Surgery, Amsterdam UMC Location Vrije Universiteit Amsterdam, De Boelelaan 1117, Amsterdam, The Netherlands.
Medical Library, Amsterdam UMC Location Vrije Universiteit Amsterdam, De Boelelaan 1117, Amsterdam, The Netherlands.
Surg Endosc. 2023 Jan;37(1):75-89. doi: 10.1007/s00464-022-09516-z. Epub 2022 Aug 11.
Machine learning (ML) has seen an increase in application, and is an important element of a digital evolution. The role of ML within upper gastrointestinal surgery for malignancies has not been evaluated properly in the literature. Therefore, this systematic review aims to provide a comprehensive overview of ML applications within upper gastrointestinal surgery for malignancies.
A systematic search was performed in PubMed, EMBASE, Cochrane, and Web of Science. Studies were only included when they described machine learning in upper gastrointestinal surgery for malignancies. The Cochrane risk-of-bias tool was used to determine the methodological quality of studies. The accuracy and area under the curve were evaluated, representing the predictive performances of ML models.
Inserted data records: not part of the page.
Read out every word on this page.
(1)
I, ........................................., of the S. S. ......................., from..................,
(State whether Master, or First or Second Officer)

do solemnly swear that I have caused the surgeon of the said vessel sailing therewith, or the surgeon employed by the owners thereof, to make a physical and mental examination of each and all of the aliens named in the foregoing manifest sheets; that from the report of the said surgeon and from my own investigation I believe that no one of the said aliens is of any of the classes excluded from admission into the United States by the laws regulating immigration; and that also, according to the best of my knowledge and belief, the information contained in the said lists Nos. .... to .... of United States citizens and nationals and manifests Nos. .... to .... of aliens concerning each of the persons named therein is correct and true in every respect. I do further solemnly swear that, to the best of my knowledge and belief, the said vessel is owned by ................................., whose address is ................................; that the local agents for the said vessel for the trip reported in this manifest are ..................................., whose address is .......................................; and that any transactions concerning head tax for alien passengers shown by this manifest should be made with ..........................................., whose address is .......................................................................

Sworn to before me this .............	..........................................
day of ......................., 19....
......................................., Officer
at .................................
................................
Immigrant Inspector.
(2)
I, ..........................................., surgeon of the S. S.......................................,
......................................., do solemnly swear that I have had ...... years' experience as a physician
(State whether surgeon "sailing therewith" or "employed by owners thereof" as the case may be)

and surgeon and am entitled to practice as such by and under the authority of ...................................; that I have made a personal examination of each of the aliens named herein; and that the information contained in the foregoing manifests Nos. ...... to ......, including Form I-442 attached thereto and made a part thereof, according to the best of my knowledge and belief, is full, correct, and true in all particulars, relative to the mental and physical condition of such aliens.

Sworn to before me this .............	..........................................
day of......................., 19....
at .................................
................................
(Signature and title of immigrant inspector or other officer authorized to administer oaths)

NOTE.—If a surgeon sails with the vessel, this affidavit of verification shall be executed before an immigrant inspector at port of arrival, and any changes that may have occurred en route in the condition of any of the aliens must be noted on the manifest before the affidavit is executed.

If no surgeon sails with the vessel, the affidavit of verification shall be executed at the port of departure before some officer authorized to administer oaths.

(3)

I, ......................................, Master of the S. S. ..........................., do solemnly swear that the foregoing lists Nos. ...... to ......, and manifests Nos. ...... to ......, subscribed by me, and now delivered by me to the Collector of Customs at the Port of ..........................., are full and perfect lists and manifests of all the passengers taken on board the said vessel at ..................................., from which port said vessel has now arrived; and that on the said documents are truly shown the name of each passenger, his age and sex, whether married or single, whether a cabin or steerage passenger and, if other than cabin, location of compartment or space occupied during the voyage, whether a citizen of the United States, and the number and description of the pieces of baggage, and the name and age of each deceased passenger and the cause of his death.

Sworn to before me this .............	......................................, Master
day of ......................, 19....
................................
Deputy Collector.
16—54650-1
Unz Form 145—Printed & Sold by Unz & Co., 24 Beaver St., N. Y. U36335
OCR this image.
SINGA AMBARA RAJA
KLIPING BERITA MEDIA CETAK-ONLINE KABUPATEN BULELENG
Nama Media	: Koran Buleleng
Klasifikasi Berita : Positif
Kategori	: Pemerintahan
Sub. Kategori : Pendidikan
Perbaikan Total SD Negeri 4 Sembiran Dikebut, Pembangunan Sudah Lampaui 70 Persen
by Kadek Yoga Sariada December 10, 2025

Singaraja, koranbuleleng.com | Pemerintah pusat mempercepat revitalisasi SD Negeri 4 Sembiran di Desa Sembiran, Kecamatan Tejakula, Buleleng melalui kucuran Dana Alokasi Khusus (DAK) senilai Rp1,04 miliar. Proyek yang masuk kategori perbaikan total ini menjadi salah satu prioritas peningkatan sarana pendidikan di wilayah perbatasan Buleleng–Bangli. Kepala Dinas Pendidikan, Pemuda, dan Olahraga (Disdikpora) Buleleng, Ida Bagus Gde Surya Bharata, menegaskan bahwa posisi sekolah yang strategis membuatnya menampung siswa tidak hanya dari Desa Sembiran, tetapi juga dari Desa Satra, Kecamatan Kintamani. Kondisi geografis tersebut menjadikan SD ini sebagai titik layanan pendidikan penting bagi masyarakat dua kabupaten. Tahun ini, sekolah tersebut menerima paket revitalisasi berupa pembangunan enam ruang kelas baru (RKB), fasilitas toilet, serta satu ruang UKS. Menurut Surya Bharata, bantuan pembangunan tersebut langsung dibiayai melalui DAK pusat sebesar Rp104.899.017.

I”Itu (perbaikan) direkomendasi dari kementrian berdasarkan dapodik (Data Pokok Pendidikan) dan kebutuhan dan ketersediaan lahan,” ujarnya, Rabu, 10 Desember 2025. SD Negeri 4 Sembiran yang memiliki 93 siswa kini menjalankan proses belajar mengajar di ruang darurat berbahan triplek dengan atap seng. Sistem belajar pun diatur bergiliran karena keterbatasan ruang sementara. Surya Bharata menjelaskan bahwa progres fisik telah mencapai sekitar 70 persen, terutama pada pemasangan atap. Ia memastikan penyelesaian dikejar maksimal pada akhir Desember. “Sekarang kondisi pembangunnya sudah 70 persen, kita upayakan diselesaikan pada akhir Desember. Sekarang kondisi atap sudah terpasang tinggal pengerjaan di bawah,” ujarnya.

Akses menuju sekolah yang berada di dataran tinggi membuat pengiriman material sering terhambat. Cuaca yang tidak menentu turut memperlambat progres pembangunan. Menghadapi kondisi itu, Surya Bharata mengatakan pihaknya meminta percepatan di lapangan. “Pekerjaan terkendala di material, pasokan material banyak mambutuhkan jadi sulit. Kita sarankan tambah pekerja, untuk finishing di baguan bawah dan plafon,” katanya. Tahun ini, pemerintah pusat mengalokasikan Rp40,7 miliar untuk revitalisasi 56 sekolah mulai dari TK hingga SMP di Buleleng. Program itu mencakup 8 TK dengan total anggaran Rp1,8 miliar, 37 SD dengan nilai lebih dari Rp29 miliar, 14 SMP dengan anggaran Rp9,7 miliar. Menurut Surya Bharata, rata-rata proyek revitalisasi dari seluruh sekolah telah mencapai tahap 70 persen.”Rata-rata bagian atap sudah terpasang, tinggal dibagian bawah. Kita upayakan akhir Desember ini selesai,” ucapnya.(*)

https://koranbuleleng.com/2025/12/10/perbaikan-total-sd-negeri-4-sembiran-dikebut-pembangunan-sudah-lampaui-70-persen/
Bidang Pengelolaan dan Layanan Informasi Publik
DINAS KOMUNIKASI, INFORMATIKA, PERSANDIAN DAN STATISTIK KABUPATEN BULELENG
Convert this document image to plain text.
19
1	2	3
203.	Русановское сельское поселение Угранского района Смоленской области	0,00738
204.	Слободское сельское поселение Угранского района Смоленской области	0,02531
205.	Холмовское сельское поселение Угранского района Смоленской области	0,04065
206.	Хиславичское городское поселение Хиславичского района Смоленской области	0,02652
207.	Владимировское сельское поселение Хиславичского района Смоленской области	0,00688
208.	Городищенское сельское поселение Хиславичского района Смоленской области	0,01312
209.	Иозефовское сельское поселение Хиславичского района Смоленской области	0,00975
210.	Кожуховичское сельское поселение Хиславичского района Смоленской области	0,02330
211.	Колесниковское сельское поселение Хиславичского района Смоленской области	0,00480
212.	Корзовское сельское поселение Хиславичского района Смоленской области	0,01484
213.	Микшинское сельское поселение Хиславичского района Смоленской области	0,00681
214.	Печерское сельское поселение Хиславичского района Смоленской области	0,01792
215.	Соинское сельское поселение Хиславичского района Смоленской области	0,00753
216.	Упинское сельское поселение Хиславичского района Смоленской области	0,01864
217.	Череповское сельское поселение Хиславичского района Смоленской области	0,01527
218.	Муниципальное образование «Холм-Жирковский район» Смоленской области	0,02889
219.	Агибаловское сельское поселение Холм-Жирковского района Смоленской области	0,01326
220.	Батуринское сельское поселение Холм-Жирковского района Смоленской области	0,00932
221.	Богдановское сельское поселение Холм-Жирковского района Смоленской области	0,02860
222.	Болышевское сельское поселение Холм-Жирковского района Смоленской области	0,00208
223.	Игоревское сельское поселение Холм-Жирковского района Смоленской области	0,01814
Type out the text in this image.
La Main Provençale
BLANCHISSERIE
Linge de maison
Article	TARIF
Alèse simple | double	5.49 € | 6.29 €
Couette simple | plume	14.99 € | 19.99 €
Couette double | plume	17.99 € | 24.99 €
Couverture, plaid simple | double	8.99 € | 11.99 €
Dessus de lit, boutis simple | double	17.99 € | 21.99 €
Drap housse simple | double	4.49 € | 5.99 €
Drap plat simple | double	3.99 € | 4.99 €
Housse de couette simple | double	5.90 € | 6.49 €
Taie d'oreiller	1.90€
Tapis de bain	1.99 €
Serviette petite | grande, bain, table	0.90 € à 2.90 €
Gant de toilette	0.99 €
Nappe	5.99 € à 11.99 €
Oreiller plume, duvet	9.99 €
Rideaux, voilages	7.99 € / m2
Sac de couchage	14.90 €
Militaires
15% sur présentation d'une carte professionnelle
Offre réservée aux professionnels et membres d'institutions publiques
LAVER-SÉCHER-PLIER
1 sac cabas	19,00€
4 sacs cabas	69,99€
From a total of 1821 articles, 27 studies met the inclusion criteria. Most studies received a moderate risk-of-bias score. The majority of these studies focused on neural networks (n = 9), multiple machine learning (n = 8), and random forests (n = 3). Remaining studies involved radiomics (n = 3), support vector machines (n = 3), and decision trees (n = 1). Purposes of ML included predominantly prediction of metastasis, detection of risk factors, prediction of survival, and prediction of postoperative complications. Other purposes were predictions of TNM staging, chemotherapy response, tumor resectability, and optimal therapy.
Machine Learning algorithms seem to contribute to the prediction of postoperative complications and the course of disease after upper gastrointestinal surgery for malignancies. However, due to the retrospective character of ML studies, these results require trials or prospective studies to validate this application of ML.
机器学习(ML)的应用日益增多,是数字化发展的重要组成部分。然而,ML 在恶性上消化道手术中的作用尚未在文献中得到适当评估。因此,本系统综述旨在全面概述 ML 在恶性上消化道手术中的应用。
在 PubMed、EMBASE、Cochrane 和 Web of Science 中进行了系统搜索。只有当研究描述了恶性上消化道手术中的机器学习时,才将其纳入。使用 Cochrane 偏倚风险工具来确定研究的方法学质量。评估了准确性和曲线下面积,代表了 ML 模型的预测性能。
从总共 1821 篇文章中,有 27 篇研究符合纳入标准。大多数研究的偏倚风险评分中等。这些研究主要集中在神经网络(n=9)、多机器学习(n=8)和随机森林(n=3)上。其余研究涉及放射组学(n=3)、支持向量机(n=3)和决策树(n=1)。ML 的目的主要包括预测转移、检测危险因素、预测生存和预测术后并发症。其他目的包括预测 TNM 分期、化疗反应、肿瘤可切除性和最佳治疗。
机器学习算法似乎有助于预测恶性上消化道手术后的并发症和疾病进程。然而,由于 ML 研究的回顾性特征,这些结果需要试验或前瞻性研究来验证 ML 的这种应用。